Pjöngjang sendet seither gemischte Signale: Gesprächsbereitschaft gegenüber den USA einerseits, strikte Ablehnung eines Dialogs mit Südkorea andererseits. Nordkorea wies bereits im Juli Lees Aufruf zu innerkoreanischen Gesprächen zurück. Kim Yo-jong, die einflussreiche Schwester des nordkoreanischen Diktators, erklärte: „Ganz gleich, welche Politik in Seoul beschlossen und welche Vorschläge auch immer unterbreitet werden, wir haben kein Interesse daran, und es gibt weder einen Grund für ein Treffen noch ein Thema, das mit der Republik Korea zu besprechen wäre.“

Als viertes Land spielt China, vielleicht der wichtigste Akteur in dieser asiatischen Gemengelage, eine zentrale Rolle. Präsident Xi Jinping ist inzwischen in das bislang informelle Gesprächsnetz eingebunden. Anfang November bat Südkoreas Präsident Lee beim Gipfeltreffen der Staats- und Regierungschefs der Asia Pacific Organisation Xi um Unterstützung, Nordkorea stärker in Friedensgespräche einzubeziehen. Er hoffe, Südkorea und China würden die Gelegenheit nutzen, „um die strategische Kommunikation zu vertiefen und den Dialog mit Nordkorea wieder aufzunehmen.“

Steht eine überraschende Wende in den derzeit kaum existierenden Beziehungen zwischen den USA und Nordkorea bevor, oder gar eine innerkoreanische Annäherung? Und welche Rolle könnte China dabei spielen?

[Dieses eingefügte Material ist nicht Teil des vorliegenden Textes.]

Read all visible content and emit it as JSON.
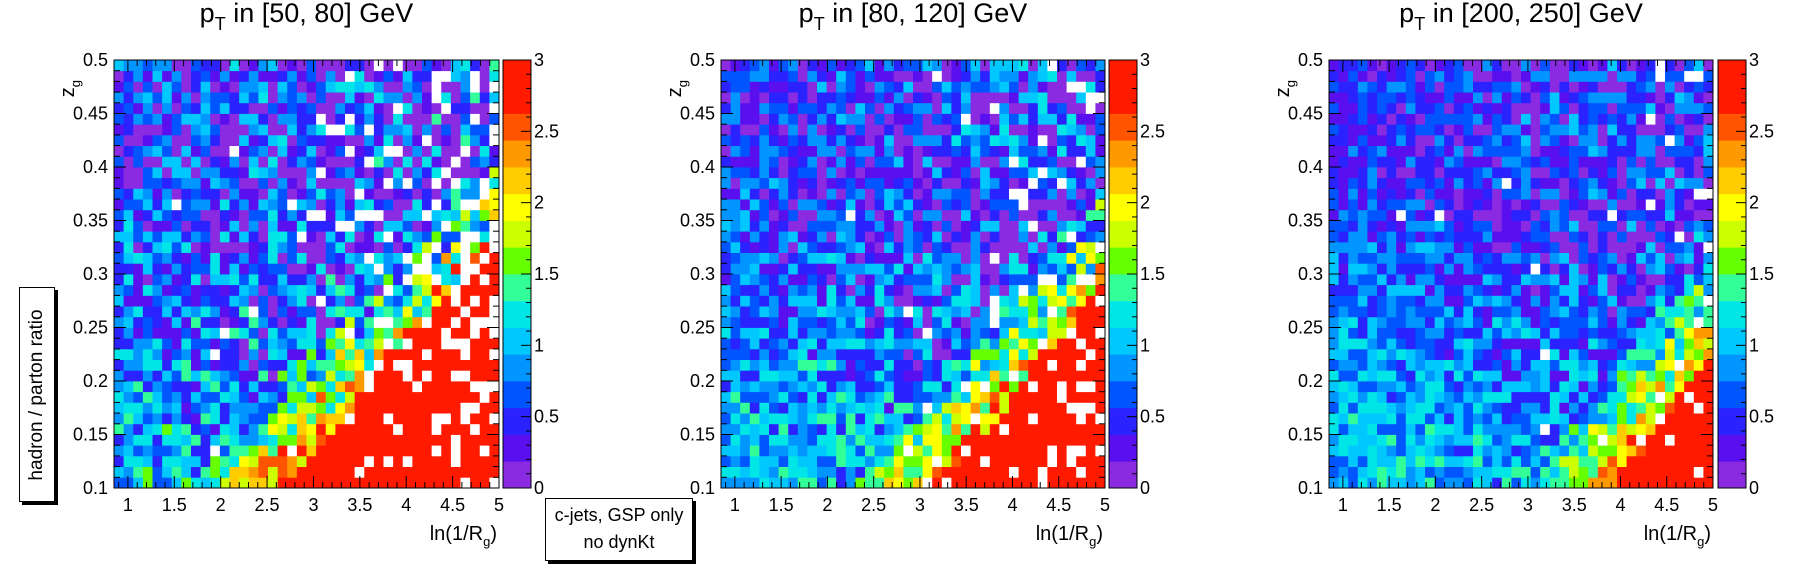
{
  "chart_data": [
    {
      "type": "heatmap",
      "title": "p_T in [50, 80] GeV",
      "title_parts": {
        "p": "p",
        "sub": "T",
        "rest": " in [50, 80] GeV"
      },
      "xlabel": "ln(1/R_g)",
      "xlabel_parts": {
        "main": "ln(1/R",
        "sub": "g",
        "close": ")"
      },
      "ylabel": "z_g",
      "ylabel_parts": {
        "main": "z",
        "sub": "g"
      },
      "xlim": [
        0.85,
        5.0
      ],
      "ylim": [
        0.1,
        0.5
      ],
      "zlim": [
        0,
        3
      ],
      "x_ticks": [
        "1",
        "1.5",
        "2",
        "2.5",
        "3",
        "3.5",
        "4",
        "4.5",
        "5"
      ],
      "y_ticks": [
        "0.1",
        "0.15",
        "0.2",
        "0.25",
        "0.3",
        "0.35",
        "0.4",
        "0.45",
        "0.5"
      ],
      "z_ticks": [
        "0",
        "0.5",
        "1",
        "1.5",
        "2",
        "2.5",
        "3"
      ],
      "bins": {
        "nx": 40,
        "ny": 40
      },
      "pattern": {
        "boundary_x": 2.2,
        "boundary_slope": 10,
        "red_cut": 0.13,
        "noise": 0.55,
        "empty_fraction": 0.12,
        "seed": 7
      }
    },
    {
      "type": "heatmap",
      "title": "p_T in [80, 120] GeV",
      "title_parts": {
        "p": "p",
        "sub": "T",
        "rest": " in [80, 120] GeV"
      },
      "xlabel": "ln(1/R_g)",
      "xlabel_parts": {
        "main": "ln(1/R",
        "sub": "g",
        "close": ")"
      },
      "ylabel": "z_g",
      "ylabel_parts": {
        "main": "z",
        "sub": "g"
      },
      "xlim": [
        0.85,
        5.0
      ],
      "ylim": [
        0.1,
        0.5
      ],
      "zlim": [
        0,
        3
      ],
      "x_ticks": [
        "1",
        "1.5",
        "2",
        "2.5",
        "3",
        "3.5",
        "4",
        "4.5",
        "5"
      ],
      "y_ticks": [
        "0.1",
        "0.15",
        "0.2",
        "0.25",
        "0.3",
        "0.35",
        "0.4",
        "0.45",
        "0.5"
      ],
      "z_ticks": [
        "0",
        "0.5",
        "1",
        "1.5",
        "2",
        "2.5",
        "3"
      ],
      "bins": {
        "nx": 40,
        "ny": 40
      },
      "pattern": {
        "boundary_x": 2.8,
        "boundary_slope": 9,
        "red_cut": 0.17,
        "noise": 0.45,
        "empty_fraction": 0.07,
        "seed": 19
      }
    },
    {
      "type": "heatmap",
      "title": "p_T in [200, 250] GeV",
      "title_parts": {
        "p": "p",
        "sub": "T",
        "rest": " in [200, 250] GeV"
      },
      "xlabel": "ln(1/R_g)",
      "xlabel_parts": {
        "main": "ln(1/R",
        "sub": "g",
        "close": ")"
      },
      "ylabel": "z_g",
      "ylabel_parts": {
        "main": "z",
        "sub": "g"
      },
      "xlim": [
        0.85,
        5.0
      ],
      "ylim": [
        0.1,
        0.5
      ],
      "zlim": [
        0,
        3
      ],
      "x_ticks": [
        "1",
        "1.5",
        "2",
        "2.5",
        "3",
        "3.5",
        "4",
        "4.5",
        "5"
      ],
      "y_ticks": [
        "0.1",
        "0.15",
        "0.2",
        "0.25",
        "0.3",
        "0.35",
        "0.4",
        "0.45",
        "0.5"
      ],
      "z_ticks": [
        "0",
        "0.5",
        "1",
        "1.5",
        "2",
        "2.5",
        "3"
      ],
      "bins": {
        "nx": 40,
        "ny": 40
      },
      "pattern": {
        "boundary_x": 3.5,
        "boundary_slope": 8,
        "red_cut": 0.2,
        "noise": 0.35,
        "empty_fraction": 0.03,
        "seed": 31
      }
    }
  ],
  "shared_ylabel": "hadron / parton ratio",
  "legend_note": {
    "line1": "c-jets, GSP only",
    "line2": "no dynKt"
  },
  "palette": [
    "#8a2be2",
    "#5a10ee",
    "#2a22ff",
    "#0055ff",
    "#0095ff",
    "#00c8ff",
    "#00e6e6",
    "#33ff99",
    "#66ff00",
    "#ccff00",
    "#ffff00",
    "#ffcc00",
    "#ff9900",
    "#ff5500",
    "#ff1a00"
  ],
  "colors": {
    "background": "#ffffff",
    "axis": "#000000",
    "overflow": "#ff1a00",
    "empty": "#ffffff"
  }
}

Ein Zusammenbruch der in dritter Generation herrschenden Kim-Dynastie könnte politische Instabilität und große Flüchtlingsströme nach China auslösen.

Präsident Xi reagierte auf Südkoreas Vorstöße zurückhaltend, aber keineswegs ablehnend. China ist nicht nur an einer vertieften wirtschaftlichen Kooperation mit Südkorea interessiert, sondern sieht sich auch bei seinem Schützling Nordkorea mit erheblichen Herausforderungen konfrontiert. Auf keinen Fall will Peking den Kollaps des Regimes in Pjöngjang riskieren. Ein Zusammenbruch der in dritter Generation herrschenden Kim-Dynastie könnte politische Instabilität und große Flüchtlingsströme nach China auslösen. Auf der anderen Seite wäre eine Wiedervereinigung der beiden Koreas unter südkoreanischer Führung – mit den USA als wichtigem Bündnispartner direkt an Chinas Grenze – für Peking ein Albtraum.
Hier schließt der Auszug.